Transport costs and food prices are up. The poorest are giving up meat and fish. Study shows that more than two million people have dropped below the poverty line. Protests are held at gas stations.

Dhaka (AsiaNews) – The price of petrol increased by 51.7 per cent in Bangladesh at midnight last Friday, the largest single jump ever recorded in the country, local media report, driving up the cost of transportation as well as the prices of all goods and services.

As a result, more and more people will find it hard to get three meals a day – even the middle classes are beginning to feel the pinch. Many are forced to give up meat and fish.

On average, retail prices are up by 5 to 15 taka (about 5 and 15 US cents), with rice costing no  less than 55 taka (US$ 0.58) per kilo, this in a country where the average monthly salary is around US$ 280.

For the senior vice president of the Bangladesh Rice Merchant Association Zakir Hossain, rising oil prices are to blame. “This will drive up transportation costs, but also production costs for farmers in the coming days.”

In the capital’s main markets (Karwan Bazar, Babubazar, Shyambazar and Joarsahar Bazar), the prices of staple foods are up.

Amjad Hossain, a poultry seller at Karwan Bazar, told AsiaNews that the price of chicken has risen by 20 taka (US$ 0,21) in the last three days due to higher transportation costs and the reduced supply of chicken on the market.

"Chicken is now sold at 170-180 taka per kg,” he explained, “while three days ago it cost 150-160 taka. Local chickens that used to sell for 530 taka now cost at least 550.”

This is forcing low-income people to cut costs by changing food. One of them is Mamunur Rashid, an office janitor in Dhaka.

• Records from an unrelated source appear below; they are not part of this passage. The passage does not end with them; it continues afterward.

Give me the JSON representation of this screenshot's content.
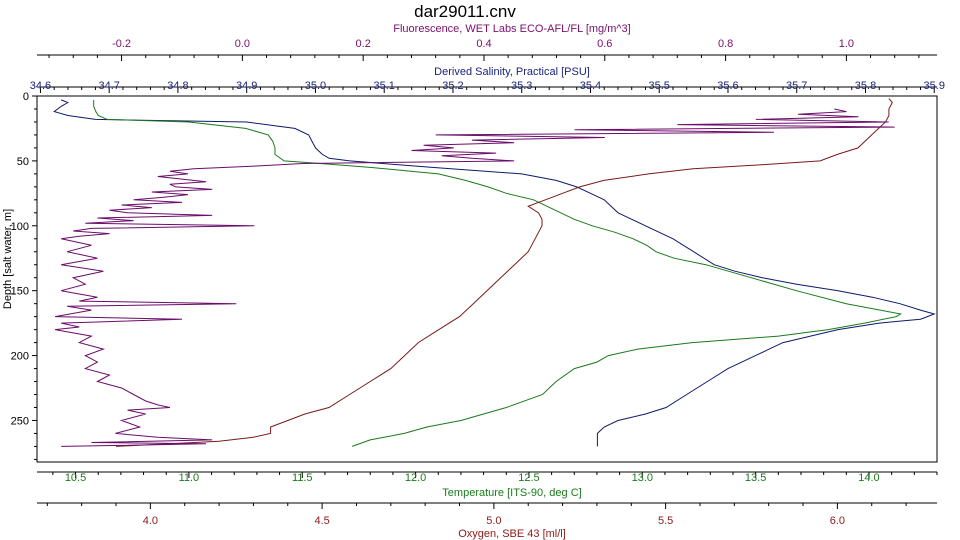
{
  "chart_data": {
    "type": "line",
    "title": "dar29011.cnv",
    "ylabel": "Depth [salt water, m]",
    "y_ticks": [
      0,
      50,
      100,
      150,
      200,
      250
    ],
    "ylim": [
      0,
      282
    ],
    "y_inverted": true,
    "axes": {
      "fluorescence": {
        "label": "Fluorescence, WET Labs ECO-AFL/FL [mg/m^3]",
        "position": "top-outer",
        "color": "#7a0f6e",
        "range": [
          -0.34,
          1.15
        ],
        "ticks": [
          "-0.2",
          "0.0",
          "0.2",
          "0.4",
          "0.6",
          "0.8",
          "1.0"
        ],
        "tick_values": [
          -0.2,
          0.0,
          0.2,
          0.4,
          0.6,
          0.8,
          1.0
        ]
      },
      "salinity": {
        "label": "Derived Salinity, Practical [PSU]",
        "position": "top-inner",
        "color": "#1a237e",
        "range": [
          34.595,
          35.904
        ],
        "ticks": [
          "34.6",
          "34.7",
          "34.8",
          "34.9",
          "35.0",
          "35.1",
          "35.2",
          "35.3",
          "35.4",
          "35.5",
          "35.6",
          "35.7",
          "35.8",
          "35.9"
        ],
        "tick_values": [
          34.6,
          34.7,
          34.8,
          34.9,
          35.0,
          35.1,
          35.2,
          35.3,
          35.4,
          35.5,
          35.6,
          35.7,
          35.8,
          35.9
        ]
      },
      "temperature": {
        "label": "Temperature [ITS-90, deg C]",
        "position": "bottom-inner",
        "color": "#1b7a1b",
        "range": [
          10.33,
          14.3
        ],
        "ticks": [
          "10.5",
          "11.0",
          "11.5",
          "12.0",
          "12.5",
          "13.0",
          "13.5",
          "14.0"
        ],
        "tick_values": [
          10.5,
          11.0,
          11.5,
          12.0,
          12.5,
          13.0,
          13.5,
          14.0
        ]
      },
      "oxygen": {
        "label": "Oxygen, SBE 43 [ml/l]",
        "position": "bottom-outer",
        "color": "#8b1a1a",
        "range": [
          3.67,
          6.29
        ],
        "ticks": [
          "4.0",
          "4.5",
          "5.0",
          "5.5",
          "6.0"
        ],
        "tick_values": [
          4.0,
          4.5,
          5.0,
          5.5,
          6.0
        ]
      }
    },
    "series": [
      {
        "name": "Derived Salinity, Practical [PSU]",
        "axis": "salinity",
        "color": "#0d1a6b",
        "depth": [
          3,
          5,
          8,
          12,
          15,
          18,
          20,
          25,
          30,
          40,
          45,
          48,
          50,
          55,
          60,
          65,
          70,
          75,
          80,
          85,
          90,
          95,
          100,
          110,
          120,
          130,
          135,
          140,
          145,
          150,
          155,
          160,
          165,
          168,
          170,
          172,
          175,
          180,
          185,
          190,
          195,
          200,
          210,
          220,
          230,
          240,
          245,
          250,
          255,
          260,
          265,
          270
        ],
        "values": [
          34.63,
          34.64,
          34.63,
          34.62,
          34.64,
          34.68,
          34.9,
          34.97,
          34.99,
          35.0,
          35.01,
          35.02,
          35.05,
          35.17,
          35.3,
          35.35,
          35.38,
          35.4,
          35.42,
          35.43,
          35.44,
          35.46,
          35.48,
          35.52,
          35.55,
          35.58,
          35.61,
          35.65,
          35.7,
          35.76,
          35.81,
          35.85,
          35.88,
          35.9,
          35.89,
          35.88,
          35.82,
          35.76,
          35.72,
          35.68,
          35.66,
          35.64,
          35.6,
          35.57,
          35.54,
          35.51,
          35.48,
          35.44,
          35.42,
          35.41,
          35.41,
          35.41
        ]
      },
      {
        "name": "Temperature [ITS-90, deg C]",
        "axis": "temperature",
        "color": "#1b7a1b",
        "depth": [
          3,
          8,
          12,
          15,
          18,
          20,
          25,
          30,
          35,
          40,
          45,
          50,
          52,
          55,
          60,
          65,
          70,
          75,
          80,
          85,
          90,
          95,
          100,
          105,
          110,
          115,
          120,
          125,
          130,
          140,
          150,
          160,
          165,
          168,
          170,
          175,
          180,
          185,
          190,
          195,
          200,
          205,
          210,
          220,
          230,
          240,
          250,
          255,
          260,
          265,
          270
        ],
        "values": [
          10.58,
          10.58,
          10.59,
          10.6,
          10.64,
          11.0,
          11.25,
          11.35,
          11.37,
          11.38,
          11.38,
          11.42,
          11.58,
          11.8,
          12.1,
          12.22,
          12.32,
          12.4,
          12.52,
          12.58,
          12.64,
          12.7,
          12.78,
          12.88,
          12.96,
          13.02,
          13.06,
          13.14,
          13.28,
          13.48,
          13.68,
          13.9,
          14.05,
          14.14,
          14.12,
          13.98,
          13.82,
          13.6,
          13.22,
          12.98,
          12.85,
          12.8,
          12.7,
          12.62,
          12.56,
          12.4,
          12.2,
          12.05,
          11.95,
          11.8,
          11.72
        ]
      },
      {
        "name": "Oxygen, SBE 43 [ml/l]",
        "axis": "oxygen",
        "color": "#7a1a1a",
        "depth": [
          2,
          5,
          10,
          15,
          20,
          25,
          30,
          35,
          40,
          45,
          50,
          53,
          56,
          60,
          65,
          70,
          75,
          80,
          85,
          90,
          95,
          100,
          110,
          120,
          130,
          140,
          150,
          160,
          170,
          180,
          190,
          200,
          210,
          220,
          230,
          240,
          245,
          250,
          255,
          260,
          263,
          266,
          270
        ],
        "values": [
          6.15,
          6.16,
          6.15,
          6.15,
          6.14,
          6.12,
          6.1,
          6.08,
          6.06,
          6.0,
          5.95,
          5.78,
          5.58,
          5.45,
          5.32,
          5.25,
          5.2,
          5.15,
          5.1,
          5.13,
          5.14,
          5.14,
          5.12,
          5.1,
          5.06,
          5.02,
          4.98,
          4.94,
          4.9,
          4.84,
          4.78,
          4.74,
          4.7,
          4.64,
          4.58,
          4.52,
          4.45,
          4.4,
          4.35,
          4.35,
          4.3,
          4.2,
          3.9
        ]
      },
      {
        "name": "Fluorescence, WET Labs ECO-AFL/FL [mg/m^3]",
        "axis": "fluorescence",
        "color": "#6b0d6b",
        "depth": [
          10,
          12,
          14,
          16,
          18,
          20,
          22,
          24,
          26,
          28,
          30,
          32,
          34,
          36,
          38,
          40,
          42,
          44,
          46,
          48,
          50,
          52,
          54,
          56,
          58,
          60,
          62,
          64,
          66,
          68,
          70,
          72,
          74,
          76,
          78,
          80,
          82,
          84,
          86,
          88,
          90,
          92,
          94,
          96,
          98,
          100,
          102,
          104,
          106,
          108,
          110,
          115,
          120,
          125,
          130,
          135,
          140,
          145,
          150,
          155,
          158,
          160,
          162,
          165,
          170,
          172,
          175,
          178,
          180,
          185,
          190,
          195,
          200,
          205,
          210,
          215,
          220,
          225,
          230,
          235,
          238,
          240,
          242,
          245,
          250,
          255,
          260,
          263,
          265,
          267,
          268,
          270
        ],
        "values": [
          0.98,
          1.0,
          0.92,
          1.02,
          0.85,
          1.07,
          0.72,
          1.08,
          0.55,
          0.88,
          0.32,
          0.6,
          0.38,
          0.45,
          0.3,
          0.35,
          0.28,
          0.42,
          0.33,
          0.38,
          0.45,
          0.1,
          0.02,
          -0.08,
          -0.12,
          -0.09,
          -0.14,
          -0.1,
          -0.06,
          -0.12,
          -0.11,
          -0.05,
          -0.15,
          -0.09,
          -0.13,
          -0.18,
          -0.1,
          -0.2,
          -0.15,
          -0.22,
          -0.19,
          -0.05,
          -0.24,
          -0.18,
          -0.26,
          0.02,
          -0.25,
          -0.28,
          -0.22,
          -0.27,
          -0.3,
          -0.25,
          -0.29,
          -0.24,
          -0.3,
          -0.23,
          -0.28,
          -0.26,
          -0.3,
          -0.24,
          -0.27,
          -0.01,
          -0.29,
          -0.25,
          -0.31,
          -0.1,
          -0.3,
          -0.27,
          -0.31,
          -0.25,
          -0.27,
          -0.23,
          -0.26,
          -0.24,
          -0.26,
          -0.22,
          -0.24,
          -0.2,
          -0.18,
          -0.16,
          -0.14,
          -0.12,
          -0.19,
          -0.16,
          -0.2,
          -0.17,
          -0.21,
          -0.14,
          -0.05,
          -0.25,
          -0.06,
          -0.3
        ]
      }
    ]
  }
}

“The prices of everyday goods have risen,” he said. “If I used to eat fish three times a week, now I only eat once.” At present, he can manage to buy meat only twice a month for his family of six.

Inflation and rising commodity prices have thrown into poverty more than two million people in Bangladesh, this according to a study released in June by the Power and Participation Research Centre (PPRC) and the Building Resources Across Communities (BRAC), an NGO committed to fighting poverty. In 2019 more than 20 per cent of the population lived below the poverty line.

Recently, long queues have formed at gasoline stations. Several civil society groups organised protests at such locations against the rising cost of living.

Although Bangladesh's economy is booming, soaring energy and food prices have forced the country to borrow from international lenders, including the International Monetary Fund, to continue securing imports.